Well I was trying out another method to obtain the surface normal at any height from the surface. It’s quite simple really and the results are surprisingly close to what Cesium currently calculates. In fact it’s exactly what Cesium calculates at height 0.
What I do is determine the foci points for the ellipse cross-section for the point being measured.
I create 2 vectors:
-1 going through the far foci point and the camera position
-1 going through the near foci point and the camera position
The average pitch of these 2 vectors is the surface normal pitch for that camera position.
It’s exact at height 0. At height 6 million meters the biggest difference from what Cesium calculates is 0.048 deg at 45 deg latitude.
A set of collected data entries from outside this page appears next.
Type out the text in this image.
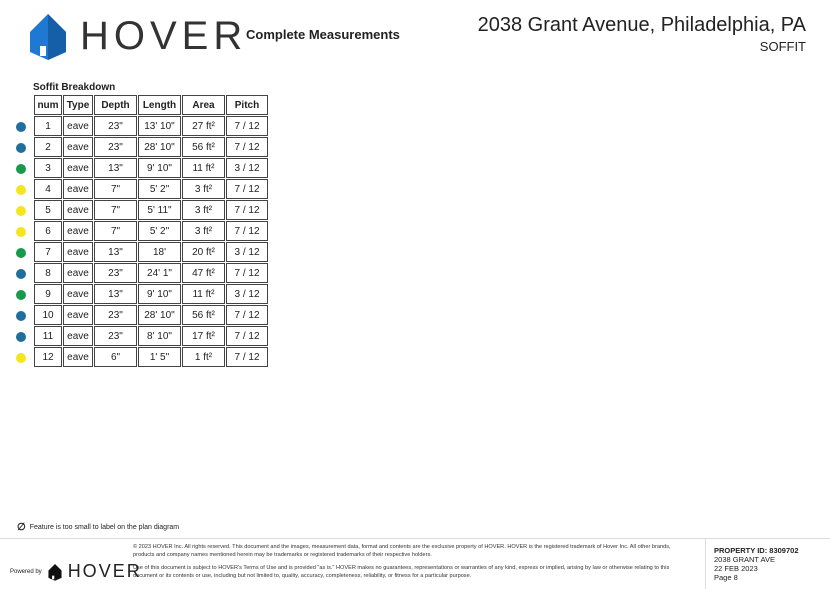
HOVER
Complete Measurements	2038 Grant Avenue, Philadelphia, PA
SOFFIT
Soffit Breakdown
num	Type	Depth	Length	Area	Pitch
1	eave	23"	13' 10"	27 ft²	7 / 12
2	eave	23"	28' 10"	56 ft²	7 / 12
3	eave	13"	9' 10"	11 ft²	3 / 12
4	eave	7"	5' 2"	3 ft²	7 / 12
5	eave	7"	5' 11"	3 ft²	7 / 12
6	eave	7"	5' 2"	3 ft²	7 / 12
7	eave	13"	18'	20 ft²	3 / 12
8	eave	23"	24' 1"	47 ft²	7 / 12
9	eave	13"	9' 10"	11 ft²	3 / 12
10	eave	23"	28' 10"	56 ft²	7 / 12
11	eave	23"	8' 10"	17 ft²	7 / 12
12	eave	6"	1' 5"	1 ft²	7 / 12
∅ Feature is too small to label on the plan diagram
Powered by HOVER

© 2023 HOVER Inc. All rights reserved. This document and the images, measurement data, format and contents are the exclusive property of HOVER. HOVER is the registered trademark of Hover Inc. All other brands, products and company names mentioned herein may be trademarks or registered trademarks of their respective holders.

Use of this document is subject to HOVER's Terms of Use and is provided "as is." HOVER makes no guarantees, representations or warranties of any kind, express or implied, arising by law or otherwise relating to this document or its contents or use, including but not limited to, quality, accuracy, completeness, reliability, or fitness for a particular purpose.

PROPERTY ID: 8309702
2038 GRANT AVE
22 FEB 2023
Page 8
But which is accurate?
I was reading this site
I noticed this quote
“For any ellipse’s point the normal to the ellipse at this point bisects the angle between the straight lines drawn from the ellipse foci to the point.”
If you look at the image by that quote you’ll notice it’s indicating the same thing.
Perhaps this holds true even for points away from the surface? One could test by placing the camera on the surface, determine the normal, extend the camera 6 million meters in the direction the normal, then calculate both ways and see what results.
There may be an easier method to determine height as well, but I have not tested it yet.